Fears over whether the European Commission (EC) would delay sanctioning an extension to the state's bank guarantee led to an outflow of funds from the Irish banks and persuaded the government to bring forward its announcement of the recapitalisation of AIB, according to senior political sources.
The drama hit the Irish banks over two weeks ago in the middle of negotiations between the government and the EC, when Brussels appeared to be slow in agreeing to the extension of the guarantee.

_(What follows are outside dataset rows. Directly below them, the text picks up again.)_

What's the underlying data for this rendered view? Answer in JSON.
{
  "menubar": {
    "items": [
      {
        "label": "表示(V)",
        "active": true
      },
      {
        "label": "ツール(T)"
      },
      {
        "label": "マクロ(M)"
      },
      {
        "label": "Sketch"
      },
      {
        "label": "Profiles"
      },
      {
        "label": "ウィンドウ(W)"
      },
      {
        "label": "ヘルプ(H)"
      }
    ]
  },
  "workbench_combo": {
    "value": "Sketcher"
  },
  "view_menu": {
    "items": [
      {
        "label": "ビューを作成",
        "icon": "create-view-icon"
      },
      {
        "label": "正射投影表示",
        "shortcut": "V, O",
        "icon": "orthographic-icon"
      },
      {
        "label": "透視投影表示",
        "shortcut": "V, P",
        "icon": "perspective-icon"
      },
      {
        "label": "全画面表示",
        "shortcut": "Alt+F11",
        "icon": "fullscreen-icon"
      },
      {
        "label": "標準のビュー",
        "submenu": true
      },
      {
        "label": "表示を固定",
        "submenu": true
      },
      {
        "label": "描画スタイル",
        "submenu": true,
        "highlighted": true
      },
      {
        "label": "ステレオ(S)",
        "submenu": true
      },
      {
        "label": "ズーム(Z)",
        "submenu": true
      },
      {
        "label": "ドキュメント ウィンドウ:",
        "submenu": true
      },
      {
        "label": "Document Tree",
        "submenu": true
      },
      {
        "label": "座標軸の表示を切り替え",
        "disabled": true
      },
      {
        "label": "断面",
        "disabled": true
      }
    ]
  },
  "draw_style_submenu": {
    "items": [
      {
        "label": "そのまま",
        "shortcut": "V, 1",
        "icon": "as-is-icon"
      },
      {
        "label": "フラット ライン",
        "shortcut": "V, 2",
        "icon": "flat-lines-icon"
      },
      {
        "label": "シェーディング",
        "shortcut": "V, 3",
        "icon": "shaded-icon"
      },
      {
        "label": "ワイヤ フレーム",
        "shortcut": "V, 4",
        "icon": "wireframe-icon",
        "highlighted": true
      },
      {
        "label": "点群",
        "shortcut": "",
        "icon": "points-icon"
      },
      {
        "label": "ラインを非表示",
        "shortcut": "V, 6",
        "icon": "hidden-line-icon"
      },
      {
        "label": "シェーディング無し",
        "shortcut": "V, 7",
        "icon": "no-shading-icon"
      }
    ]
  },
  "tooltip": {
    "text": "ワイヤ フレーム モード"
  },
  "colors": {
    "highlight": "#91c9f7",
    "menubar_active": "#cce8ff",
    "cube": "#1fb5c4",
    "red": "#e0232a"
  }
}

Some large corporations, it is believed, moved funds out of Irish banks.
"[But] as soon as agreement came through from Brussels, there was no problem," said a senior source.
The government then decided to bring forward its announcement of the recapitalisation of AIB and the inevitable effective nationalisation of the bank.
Banking and government sources said that the Irish banks smoothly completed the refinancing of the huge amounts of bonds through September, a consequence of the 'bunching' of the bonds they issued that were due to expire at the end of the first two years of the state guarantee.
However, AIB in the early part of the year was forced to tap an emergency loan from the Central Bank when technical difficulties led to its failure to tap the European Central Bank (ECB) for funds.
The ECB is providing large amounts of day-to-day funding for all Irish lenders.
The Central Bank and the Department of Finance would not comment.
The effective nationalisation of AIB will also transfer the bank's major legacy issues on to the state.
In a long-standing suit in a Manhattan court, AIB is suing Citibank and Bank of America for $480m, alleging they conspired with rogue trader John Rusnak up to 2002.
The government may have to decide whether it should push for a speedy settlement of the case.
The Sunday Tribune reported last year that Bank of America and Citibank, which is counter-suing AIB, had planned to call the testimony of 45 expert witnesses in Ireland and across the world.